Friday, 15 February 2019

Razzmattazz - Hallelujah (2019)



Country: Germany
Style: Hard Rock
Rating: 6/10
Release Date: 6 Feb 2019
Sites: Bandcamp | Facebook | Official Website

If you haven't figured out Razzmattazz's chief inspiration after about two seconds of opening track A Gun for Hire, then you just haven't been paying attention. If these Stuttgart rockers hadn't released four award-winning albums (the new one was winning more before it even came out), I'd wonder if they were an AC/DC tribute band performing lost Bon Scott songs from an alternate universe. Someone tell me that this and Drive-By Shooter aren't unrecorded songs scavenged from the Powerage sessions!

Razzmattazz claim three influences on their Bandcamp page, AC/DC being an unsurprising first. The second is ZZ Top and that's obvious on Cold Rain, which ditches AC/DC for a moment in favour of the Texan trio. ZZ Top are also overt on Lawbreaker, which also betrays a third unacknowledged source of musical inspiration, namely fellow Germans Accept, and here's where the band get a little more interesting.

Drive-By Shooter isn't just AC/DC influenced, it sounds just like AC/DC. It's the most obvious AC/DC song not recorded by AC/DC since Dirty Looks recorded Oh Ruby. Cold Rain sounds just like ZZ Top with the differences in vocals explained away by modern production. And Going Down sounds just like Balls to the Wall era Accept, right down to its chugging guitar and its audience participation singalong section.

And, frankly, that's pretty much all you need to know. If you're digging on the idea of new music that sounds like Accept, AC/DC and ZZ Top, this will be right up your alley.

By comparison, Lawbreaker doesn't sound like any of them individually and that's an important difference for a band who don't want to become known as a clone. Lawbreaker sounds like Accept were happily recording a ZZ Top song when Bon Scott wandered over from a neighbouring studio to jam with them and they liked it so much that it made it onto the album. It's a wild combination in my book.
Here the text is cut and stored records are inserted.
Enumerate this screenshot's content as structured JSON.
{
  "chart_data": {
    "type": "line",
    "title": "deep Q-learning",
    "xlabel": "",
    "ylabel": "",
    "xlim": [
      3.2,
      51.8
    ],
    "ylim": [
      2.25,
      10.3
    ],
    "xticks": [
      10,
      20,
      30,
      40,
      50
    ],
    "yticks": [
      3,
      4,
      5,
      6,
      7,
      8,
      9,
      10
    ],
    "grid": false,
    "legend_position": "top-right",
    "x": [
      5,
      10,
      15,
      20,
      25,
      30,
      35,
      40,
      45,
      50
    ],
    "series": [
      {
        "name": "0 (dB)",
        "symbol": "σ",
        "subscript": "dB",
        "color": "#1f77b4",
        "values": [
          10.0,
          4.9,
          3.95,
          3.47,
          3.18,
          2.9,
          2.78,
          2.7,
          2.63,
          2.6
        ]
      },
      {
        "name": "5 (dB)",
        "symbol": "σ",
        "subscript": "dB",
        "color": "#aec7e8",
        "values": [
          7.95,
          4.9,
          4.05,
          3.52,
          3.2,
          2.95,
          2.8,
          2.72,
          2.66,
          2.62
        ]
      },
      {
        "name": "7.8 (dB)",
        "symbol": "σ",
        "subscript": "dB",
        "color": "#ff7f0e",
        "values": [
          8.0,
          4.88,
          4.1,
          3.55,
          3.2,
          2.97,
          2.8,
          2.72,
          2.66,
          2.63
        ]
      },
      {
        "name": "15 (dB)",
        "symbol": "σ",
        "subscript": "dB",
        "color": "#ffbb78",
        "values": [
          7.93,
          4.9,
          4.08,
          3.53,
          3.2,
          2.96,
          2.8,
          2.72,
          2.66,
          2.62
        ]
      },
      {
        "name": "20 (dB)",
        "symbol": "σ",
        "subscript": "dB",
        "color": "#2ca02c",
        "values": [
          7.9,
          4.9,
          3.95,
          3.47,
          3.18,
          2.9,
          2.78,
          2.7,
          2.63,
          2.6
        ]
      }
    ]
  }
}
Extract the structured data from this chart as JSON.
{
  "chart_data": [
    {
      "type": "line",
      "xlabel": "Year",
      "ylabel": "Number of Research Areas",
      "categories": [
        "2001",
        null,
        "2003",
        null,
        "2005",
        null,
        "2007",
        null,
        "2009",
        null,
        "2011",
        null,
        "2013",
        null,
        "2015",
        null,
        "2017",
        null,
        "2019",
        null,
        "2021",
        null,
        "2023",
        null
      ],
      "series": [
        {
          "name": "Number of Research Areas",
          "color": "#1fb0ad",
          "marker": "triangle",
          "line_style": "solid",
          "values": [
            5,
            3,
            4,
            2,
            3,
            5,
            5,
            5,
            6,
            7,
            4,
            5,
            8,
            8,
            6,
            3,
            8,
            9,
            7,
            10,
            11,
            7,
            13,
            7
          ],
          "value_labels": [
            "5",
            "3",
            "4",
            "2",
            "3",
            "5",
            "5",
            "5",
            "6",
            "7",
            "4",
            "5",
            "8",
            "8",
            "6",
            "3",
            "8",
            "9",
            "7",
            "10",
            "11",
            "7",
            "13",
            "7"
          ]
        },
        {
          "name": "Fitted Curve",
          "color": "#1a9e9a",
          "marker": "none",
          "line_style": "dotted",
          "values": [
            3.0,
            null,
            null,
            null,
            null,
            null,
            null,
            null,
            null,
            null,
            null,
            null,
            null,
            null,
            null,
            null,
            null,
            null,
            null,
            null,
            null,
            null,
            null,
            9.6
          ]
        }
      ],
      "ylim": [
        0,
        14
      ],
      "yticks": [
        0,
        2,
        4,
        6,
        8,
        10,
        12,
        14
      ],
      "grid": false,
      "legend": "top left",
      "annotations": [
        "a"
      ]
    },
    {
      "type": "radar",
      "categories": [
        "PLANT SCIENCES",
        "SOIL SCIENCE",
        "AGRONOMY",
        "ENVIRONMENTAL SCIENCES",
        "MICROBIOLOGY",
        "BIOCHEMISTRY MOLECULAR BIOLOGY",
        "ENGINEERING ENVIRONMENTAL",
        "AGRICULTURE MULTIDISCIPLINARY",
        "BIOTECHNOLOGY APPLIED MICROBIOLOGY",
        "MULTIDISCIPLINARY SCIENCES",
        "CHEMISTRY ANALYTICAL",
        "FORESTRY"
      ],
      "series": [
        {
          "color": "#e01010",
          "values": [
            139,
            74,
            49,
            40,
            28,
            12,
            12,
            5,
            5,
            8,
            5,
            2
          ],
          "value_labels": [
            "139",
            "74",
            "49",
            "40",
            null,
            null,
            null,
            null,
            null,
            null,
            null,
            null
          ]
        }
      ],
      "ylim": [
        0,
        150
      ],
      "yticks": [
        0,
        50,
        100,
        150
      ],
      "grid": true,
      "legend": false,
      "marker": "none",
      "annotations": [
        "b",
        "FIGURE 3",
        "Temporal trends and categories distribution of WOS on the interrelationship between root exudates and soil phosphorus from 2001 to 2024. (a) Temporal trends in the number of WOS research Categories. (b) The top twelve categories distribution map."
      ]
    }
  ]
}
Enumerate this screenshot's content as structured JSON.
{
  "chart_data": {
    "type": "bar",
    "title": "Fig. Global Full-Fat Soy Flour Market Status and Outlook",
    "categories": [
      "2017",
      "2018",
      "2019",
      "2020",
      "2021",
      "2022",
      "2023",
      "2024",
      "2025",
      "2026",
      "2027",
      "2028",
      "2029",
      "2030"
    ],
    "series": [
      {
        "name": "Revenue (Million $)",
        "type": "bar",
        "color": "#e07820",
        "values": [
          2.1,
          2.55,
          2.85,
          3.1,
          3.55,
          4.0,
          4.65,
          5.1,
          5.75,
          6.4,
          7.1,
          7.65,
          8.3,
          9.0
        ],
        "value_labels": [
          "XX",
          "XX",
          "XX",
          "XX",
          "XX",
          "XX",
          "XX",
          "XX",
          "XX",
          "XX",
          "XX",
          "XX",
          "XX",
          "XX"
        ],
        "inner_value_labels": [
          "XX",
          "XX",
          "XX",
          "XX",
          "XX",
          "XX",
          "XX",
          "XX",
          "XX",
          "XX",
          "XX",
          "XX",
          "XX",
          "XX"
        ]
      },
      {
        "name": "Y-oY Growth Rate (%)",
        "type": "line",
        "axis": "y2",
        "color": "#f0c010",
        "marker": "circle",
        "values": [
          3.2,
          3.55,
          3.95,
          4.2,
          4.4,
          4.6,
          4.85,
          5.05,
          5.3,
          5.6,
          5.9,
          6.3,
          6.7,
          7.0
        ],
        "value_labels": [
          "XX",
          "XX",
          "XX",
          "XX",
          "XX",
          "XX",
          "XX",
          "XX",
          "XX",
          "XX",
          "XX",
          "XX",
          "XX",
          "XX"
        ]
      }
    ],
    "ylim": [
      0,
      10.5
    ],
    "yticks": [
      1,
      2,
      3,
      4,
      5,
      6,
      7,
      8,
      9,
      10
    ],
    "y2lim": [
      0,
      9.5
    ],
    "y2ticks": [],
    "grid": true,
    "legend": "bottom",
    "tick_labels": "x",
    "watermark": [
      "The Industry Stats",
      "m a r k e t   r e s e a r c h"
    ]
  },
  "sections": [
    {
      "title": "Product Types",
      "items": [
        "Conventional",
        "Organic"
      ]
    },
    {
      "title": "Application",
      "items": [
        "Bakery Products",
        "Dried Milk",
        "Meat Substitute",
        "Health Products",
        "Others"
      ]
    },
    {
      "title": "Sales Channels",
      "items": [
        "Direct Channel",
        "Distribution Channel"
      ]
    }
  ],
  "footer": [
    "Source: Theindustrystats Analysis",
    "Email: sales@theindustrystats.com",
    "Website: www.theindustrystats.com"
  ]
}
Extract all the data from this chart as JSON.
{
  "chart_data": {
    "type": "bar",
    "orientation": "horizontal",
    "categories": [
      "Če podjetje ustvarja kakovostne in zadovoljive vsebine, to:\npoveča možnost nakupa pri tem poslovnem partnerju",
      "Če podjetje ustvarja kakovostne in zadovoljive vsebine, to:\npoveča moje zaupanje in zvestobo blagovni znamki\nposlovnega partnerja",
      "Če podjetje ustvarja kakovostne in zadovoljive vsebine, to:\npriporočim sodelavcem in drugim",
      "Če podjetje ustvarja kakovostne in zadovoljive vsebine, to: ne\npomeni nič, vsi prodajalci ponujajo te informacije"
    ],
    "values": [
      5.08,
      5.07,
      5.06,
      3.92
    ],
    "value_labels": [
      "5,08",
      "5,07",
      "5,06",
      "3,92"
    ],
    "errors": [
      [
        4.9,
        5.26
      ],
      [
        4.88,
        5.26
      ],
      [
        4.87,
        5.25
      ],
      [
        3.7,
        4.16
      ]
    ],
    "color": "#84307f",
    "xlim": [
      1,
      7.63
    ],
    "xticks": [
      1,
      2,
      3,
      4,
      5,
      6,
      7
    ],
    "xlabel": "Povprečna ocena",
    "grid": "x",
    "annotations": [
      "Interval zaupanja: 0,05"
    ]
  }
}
Wolle Heleck adds some extra rasp to evoke Udo Dirkschneider and Peter Ucik's bass echoes Dusty Hill gloriously. Sure, it's parallel universe weirdness but it's good parallel universe weirdness.

The third influence the band does cite is NWOBHM generally and I can, erm, accept that, but I'm not hearing anyone specific. For instance, there's no Diamond Head, Iron Maiden or Def Leppard to be found on any of these ten tracks. There's no Saxon, no Girlschool and certainly no Venom. Frankly, I caught a lot more glam rock instead, because the title track has a notable Hanoi Rocks vibe to it, as if it's LA-style hair metal recorded by a band who aren't remotely from LA but know the style even better than the bands who were born and bred there.

That Hanoi Rocks sound helps to avoid a crack like Razzmattazz being '80s rock not from A to Z but from A and Z because that's unfair. These are all original songs and they're upbeat and worthy, even if their inspirations are completely transparent. I enjoyed the whole album and I bet they kick serious ass on stage. And hey, could that cover image be more gloriously eighties if it tried? I just wish they could find a way to combine their influences into something new.